I hope you get some value from my work!
Direct students to review Enduring Understanding #1 and 2 found in their unit map. This document is very important to the progression of instruction in my class. It really serves as the skeleton for a given unit and it is meant to be a guide for what students will be learning (formatively speaking) as well as a look in the proverbial "rear view mirror" when the unit is wrapping up. I use it as a study guide as well in preparation for the summative assessment at the end of the unit.
Then prompt students to self-assess their understanding of Goal 5.1.4 & 5 from the Unit Map. Note that this is an extension and deepening of the Recombinant DNA Foldable lesson.
Teaching Challenge: How do I support students to persevere and grapple with complex tasks? In a word: Scaffolding. Over. Multiple. Days.

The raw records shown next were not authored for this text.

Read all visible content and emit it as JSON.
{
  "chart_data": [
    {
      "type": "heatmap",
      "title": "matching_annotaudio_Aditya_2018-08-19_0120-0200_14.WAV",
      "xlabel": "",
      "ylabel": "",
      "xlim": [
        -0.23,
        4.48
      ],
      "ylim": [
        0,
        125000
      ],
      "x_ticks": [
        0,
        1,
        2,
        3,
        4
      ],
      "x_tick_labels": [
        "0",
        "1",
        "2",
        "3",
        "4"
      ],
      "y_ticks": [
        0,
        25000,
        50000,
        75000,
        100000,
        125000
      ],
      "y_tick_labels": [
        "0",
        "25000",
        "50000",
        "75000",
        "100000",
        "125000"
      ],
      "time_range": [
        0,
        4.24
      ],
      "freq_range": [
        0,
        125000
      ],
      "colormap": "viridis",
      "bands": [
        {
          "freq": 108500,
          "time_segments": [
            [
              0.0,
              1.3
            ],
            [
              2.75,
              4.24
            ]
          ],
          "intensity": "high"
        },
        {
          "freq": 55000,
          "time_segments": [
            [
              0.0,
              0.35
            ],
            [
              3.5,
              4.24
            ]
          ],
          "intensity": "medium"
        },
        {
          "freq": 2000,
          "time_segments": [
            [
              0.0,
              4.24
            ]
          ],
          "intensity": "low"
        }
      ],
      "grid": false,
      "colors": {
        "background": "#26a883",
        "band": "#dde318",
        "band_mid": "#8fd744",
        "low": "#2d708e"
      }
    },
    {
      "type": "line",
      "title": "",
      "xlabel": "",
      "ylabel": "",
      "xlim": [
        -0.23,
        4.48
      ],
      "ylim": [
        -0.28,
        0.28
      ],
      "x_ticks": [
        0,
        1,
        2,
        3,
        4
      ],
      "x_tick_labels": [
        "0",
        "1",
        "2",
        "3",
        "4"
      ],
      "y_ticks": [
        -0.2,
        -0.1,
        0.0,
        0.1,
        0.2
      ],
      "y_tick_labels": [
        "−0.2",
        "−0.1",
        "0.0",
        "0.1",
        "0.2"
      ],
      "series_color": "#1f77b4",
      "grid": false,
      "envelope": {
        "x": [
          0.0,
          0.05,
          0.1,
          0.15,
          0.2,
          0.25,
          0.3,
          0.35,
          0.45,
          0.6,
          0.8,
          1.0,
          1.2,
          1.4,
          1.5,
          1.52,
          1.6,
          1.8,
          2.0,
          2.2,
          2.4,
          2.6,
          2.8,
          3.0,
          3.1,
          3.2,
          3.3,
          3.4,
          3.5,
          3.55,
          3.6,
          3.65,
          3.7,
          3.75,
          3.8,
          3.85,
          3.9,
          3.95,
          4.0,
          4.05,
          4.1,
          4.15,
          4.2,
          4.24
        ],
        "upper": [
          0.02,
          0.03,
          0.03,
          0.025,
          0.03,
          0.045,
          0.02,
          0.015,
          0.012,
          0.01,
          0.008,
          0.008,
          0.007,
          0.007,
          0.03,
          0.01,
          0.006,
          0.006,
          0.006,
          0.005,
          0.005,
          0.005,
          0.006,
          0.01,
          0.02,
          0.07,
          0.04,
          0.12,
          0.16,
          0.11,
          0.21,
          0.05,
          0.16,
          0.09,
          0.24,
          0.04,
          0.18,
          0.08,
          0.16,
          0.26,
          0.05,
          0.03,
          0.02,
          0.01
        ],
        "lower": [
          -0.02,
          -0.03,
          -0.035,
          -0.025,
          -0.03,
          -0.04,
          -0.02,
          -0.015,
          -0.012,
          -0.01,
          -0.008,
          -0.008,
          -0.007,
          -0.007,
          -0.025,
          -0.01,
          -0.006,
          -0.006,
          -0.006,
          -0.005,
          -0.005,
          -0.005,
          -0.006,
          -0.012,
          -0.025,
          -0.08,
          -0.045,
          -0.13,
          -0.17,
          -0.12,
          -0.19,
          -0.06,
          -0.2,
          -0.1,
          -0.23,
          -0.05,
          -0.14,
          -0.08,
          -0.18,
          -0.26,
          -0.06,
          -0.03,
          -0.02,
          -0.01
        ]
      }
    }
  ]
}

Teaching Challenge: How do I increase/improve my students' use of appropriate and precise science vocabulary?
Clearly, the business of creating GMOs is heady stuff. To make sense of it (either through discussion or writing) requires a slow-down approach to make sure students don't get left at the proverbial bus stop as the bus rumbles down the street.
Step #1 occurred with wrapping our collective minds around the notion of blending traits from separate organisms into a single being, as it were. (TC #1)
Next, students worked to describe the nature of recombinant DNA. (TC#2)
Then, students were challenged to dive more deeply into the process as new vocabulary has been added such as plasmid, vector, chromosome, desired gene, etc. This lesson requires students to put together the various pieces in order to explain the technical process in a more sophisticated manner. (TC #1 & 2)
This is about as complicated as things will get so this activity serves as a benchmark for checking for understanding.
Here is how I facilitate things. Present the assignment and discuss the stages of the task: label features of diagram (using the word bank and yellow speech bubbles), identify each part of the diagram using the labeled speech bubbles, and then explain the sequence of steps in as coherent manner as possible.
Note that there are three distinct challenges (steps) to creating a GMO. See graphic.
All steps require precise and technical knowledge, skill, and technology to be successful in an actual lab setting despite the seeming complexity of it all.
Here is my version of the answer key. Note that the placement of some of the labels can differ from this key and still be accurate.
Parking Lot: Prompt students to jot down a question or unclear idea on a Post-It note and place it on the Parking Lot space (essentially a blank bulletin board space clearly visible and accessible to all). Using this feedback, I can distill the main ideas that need rework and further explanation the next day.